聚焦式超音波應用於中樞神經系統疾病治療之探討

Abstract

聚焦式超音波藉由其產生的熱效應與非熱效應能增進藥物傳輸的能力。此論文分為兩個部分：(1)利用聚焦式超音波搭配微氣泡傳送神經保護物質用於治療缺血後再灌流所造成傷害之腦部組織；(2)利用短時間聚焦式超音波熱治療增加化療藥物進入腦腫瘤區域。紅血球生成素是一種用於治療大腦缺血後再灌流傷害的神經保護物質，然而其通過血腦屏障的能力有限。聚焦式超音波搭配微氣泡震盪能有效開啟血腦屏障，增加血管之通透性。本研究利用聚焦式超音波搭配微氣泡用於延長紅血球生成素的神經保護治療期效。實驗設計為雄性大白鼠施以50分鐘局部腦缺血，於腦部血流再灌流後五小時施以以下幾種治療：I/R (Ischemia/reperfusion)、I/R+MBs (Microbubbles) /FUS (Focused ultrasound)、I/R+hEPO、I/R+hEPO (human recombinant erythropoietin)+MBs/FUS。動物於24小時後進行急性期之評估；長期療效評估包含步態分析及前肢使用頻率差別。由定量分析結果得知，聚焦式超音波搭配微氣泡可增加紅血球生成素累積於受損害之腦組織。急性期分析結果顯示I/R+hEPO+MBs/FUS組別其神經動作表現與損傷區域皆有明顯改善。更重要的是長期行為評估亦顯示I/R+hEPO+MBs/FUS的確對於其行動步態左右前肢使用協調有顯著的改善。

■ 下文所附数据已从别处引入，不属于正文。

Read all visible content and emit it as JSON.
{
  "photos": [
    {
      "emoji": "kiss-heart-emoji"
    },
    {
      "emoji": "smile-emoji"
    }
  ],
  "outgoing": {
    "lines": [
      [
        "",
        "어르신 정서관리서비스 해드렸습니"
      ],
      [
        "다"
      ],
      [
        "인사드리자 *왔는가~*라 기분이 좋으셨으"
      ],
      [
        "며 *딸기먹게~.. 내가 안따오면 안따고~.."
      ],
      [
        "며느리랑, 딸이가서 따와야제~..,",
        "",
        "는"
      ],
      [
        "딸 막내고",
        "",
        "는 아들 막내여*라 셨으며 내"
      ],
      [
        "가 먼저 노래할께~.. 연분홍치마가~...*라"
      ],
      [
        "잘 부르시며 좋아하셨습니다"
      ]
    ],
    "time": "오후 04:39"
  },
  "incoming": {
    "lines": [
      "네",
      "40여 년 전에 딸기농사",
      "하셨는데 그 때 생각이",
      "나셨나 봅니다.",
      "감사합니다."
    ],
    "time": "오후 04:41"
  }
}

此研究證實就算超過單獨使用紅血球生成素的治療效期，聚焦式超音波搭配微氣泡仍然可以傳送具有神經保護作用之物質進入受損腦區，並達到治療之效果。血腦屏障與血腫瘤屏障會抑制化療藥物在腦部之吸收與累積，而熱治療可增進化療藥物進入腫瘤區域。此研究探討短時間聚焦式超音波熱治療是否可增強pegylated liposomal doxorubicin (PLD)對於乳癌腦部轉移之化療效用。本實驗使用小鼠乳癌細胞4T1種植於小鼠腦部。利用活體影像系統(IVIS)追蹤腫瘤生長。治療時間點設定為細胞植入後六天，給予PLD (5 mg/kg)並施以10分鐘聚焦式超音波熱治療。由定量結果得知，短時間聚焦式超音波熱治療可增加PLD累積於腦瘤區域。化療藥物PLD加上短時間聚焦式超音波熱治療確實能有效抑制腫瘤之生長，而免疫染色及細胞凋亡測試亦可證實其效用。此研究證實應用短時間聚焦式超音波熱治療能促進化療藥物有效進入腦腫瘤組織並達到治療之效果。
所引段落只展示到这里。